Melihat data ini, Direktur Eksekutif Poltracking Indonesia, Hanta Yuda AR menilai, peluang satu putaran terbuka lebar, meski elektabilitas RK-Suswono baru 51,6 persen. “Karena sangat mepet dengan angka margin of error, peluang 2 putaran masih tetap terbuka,” kata Hanta, saat memaparkan hasil surveinya, di Jakarta, Kamis (24/10/2024).
Hanta melihat tren elektabilitas RK-Suswono dan Pramono-Anung mengalami kenaikan dari September ke Oktober. RK-Suswono dari 47,5 persen menjadi 51,6 persen, atau ada kenaikan 4,1 persen. Sementara Pramono-Rano dari 31,5 persen menjadi 36,4 persen, atau naik 4,9 persen.
Tren survei paslon nomor 1 dan 3 sama-sama naik. Kenaikan paslon nomor 3 lebih tinggi sedikit,” tutup Hanta.
Sehari sebelumnya, Lembaga Survei Indonesia (LSI) juga memaparkan hasil survei Pilkada Jakarta. Menurut LSI, elektabilitas Pramono-Rano mencapai 41,6 persen. Sementara RK-Suswono 37,4 persen. Adapun Dharma-Kun hanya 6,6 persen.
Direktur Eksekutif LSI, Djayadi Hanan menyebut, keunggulan Pramono belum signifikan, lantaran selisih 4 persen. Sedangkan margin of error survei ini 2,9 persen.
“Jadi, secara statistik Pramono dengan Ridwan Kamil ini sama kuat pada saat ini,” urai Djayadi, Rabu (23/10/2024).
Ia turut membandingkan tren elektabilitas ketiga paslon dengan tiga survei sebelumnya.
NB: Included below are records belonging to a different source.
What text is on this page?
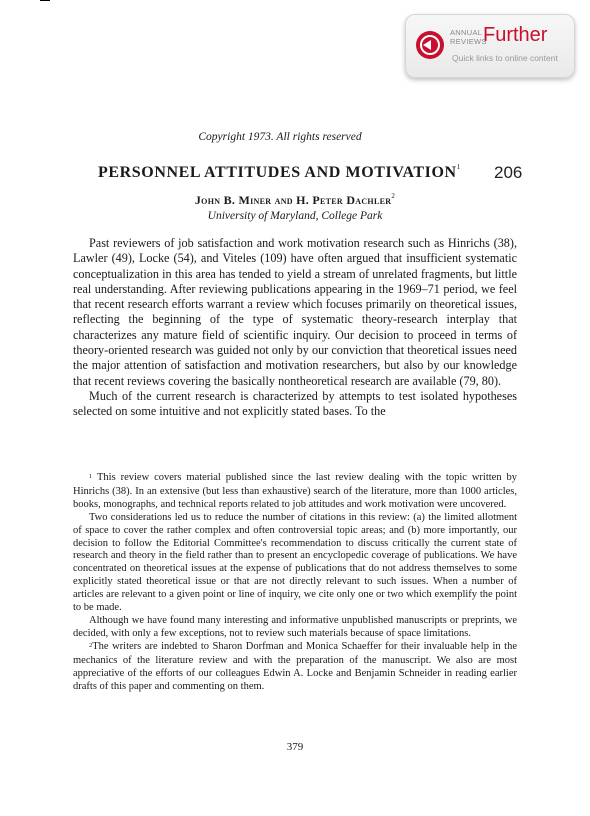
ANNUAL
REVIEWS
Further
Quick links to online content
Copyright 1973. All rights reserved
PERSONNEL ATTITUDES AND MOTIVATION$^1$ 206
John B. Miner and H. Peter Dachler$^2$
University of Maryland, College Park

Past reviewers of job satisfaction and work motivation research such as Hinrichs (38), Lawler (49), Locke (54), and Viteles (109) have often argued that insufficient systematic conceptualization in this area has tended to yield a stream of unrelated fragments, but little real understanding. After reviewing publications appearing in the 1969–71 period, we feel that recent research efforts warrant a review which focuses primarily on theoretical issues, reflecting the beginning of the type of systematic theory-research interplay that characterizes any mature field of scientific inquiry. Our decision to proceed in terms of theory-oriented research was guided not only by our conviction that theoretical issues need the major attention of satisfaction and motivation researchers, but also by our knowledge that recent reviews covering the basically nontheoretical research are available (79, 80).

Much of the current research is characterized by attempts to test isolated hypotheses selected on some intuitive and not explicitly stated bases. To the

$^1$ This review covers material published since the last review dealing with the topic written by Hinrichs (38). In an extensive (but less than exhaustive) search of the literature, more than 1000 articles, books, monographs, and technical reports related to job attitudes and work motivation were uncovered.

Two considerations led us to reduce the number of citations in this review: (a) the limited allotment of space to cover the rather complex and often controversial topic areas; and (b) more importantly, our decision to follow the Editorial Committee's recommendation to discuss critically the current state of research and theory in the field rather than to present an encyclopedic coverage of publications. We have concentrated on theoretical issues at the expense of publications that do not address themselves to some explicitly stated theoretical issue or that are not directly relevant to such issues. When a number of articles are relevant to a given point or line of inquiry, we cite only one or two which exemplify the point to be made.

Although we have found many interesting and informative unpublished manuscripts or preprints, we decided, with only a few exceptions, not to review such materials because of space limitations.

$^2$The writers are indebted to Sharon Dorfman and Monica Schaeffer for their invaluable help in the mechanics of the literature review and with the preparation of the manuscript. We also are most appreciative of the efforts of our colleagues Edwin A. Locke and Benjamin Schneider in reading earlier drafts of this paper and commenting on them.

379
Pertama, survei LSI pada 6-12 September. Kedua, Poltracking pada 9-15 September. Ketiga, Charta Politika pada 19-24 September.
Penuturan Djayadi, dari hasil yang dipublikasikan, elektabilitas Pramono-Rano mengalami tren kenaikan. Sementara RK-Suswono justru turun.
Bagaimana tanggapan RK? Mantan Gubernur Jawa Barat ini enggan merespons elektabilitasnya yang disalip Pramono dalam survei LSI.
“Mending bahas survei Poltracking, sudah itu aja. Sudah liput Poltracking belum? Ya sudah itu dulu. Soalnya nggak relevan nanti jawabannya,” kata RK, di Jakarta Barat, Kamis (24/10/2024).
Menurutnya, setiap lembaga survei memiliki instrumen yang berbeda. Karena metode survei beda, sampling juga beda. Karena itu tidak pernah ada survei yang sama.
Apapun hasil surveinya, kata RK, pihaknya akan tetap bekerja hingga akhir waktu. “Misalkan besok ada rilis, surveinya bagus hasilnya, jawaban saya juga sama. Saya akan terus melakukan kegiatan sampai akhir masa kampanye,” tegas mantan wali kota Bandung ini.
Sementara, Pramono optimis, menatap hasil survei terhadap dirinya. Ia bahkan meyakini elektabilitasnya bisa naik hingga 48 persen. Faktor penentunya adalah swing voters.
Pramono mengacu pada hasil survei LSI yang menunjukkan elektabilitasnya 41,6 persen. Dalam survei itu, ada 14,4 persen pemilih belum menentukan pilihan. “Jika dihitung secara proporsional, elektabilitas mereka bisa mencapai 48 persen,” ujarnya, di Tanah Abang, Jakarta Pusat, Kamis (24/10/2024).
Meski begitu, Pramono menyebut, hasil survei tidak boleh mengurangi semangat kerja tim. Ia memastikan, akan terus blusukan untuk memanfaatkan waktu yang kini tersisa satu bulan.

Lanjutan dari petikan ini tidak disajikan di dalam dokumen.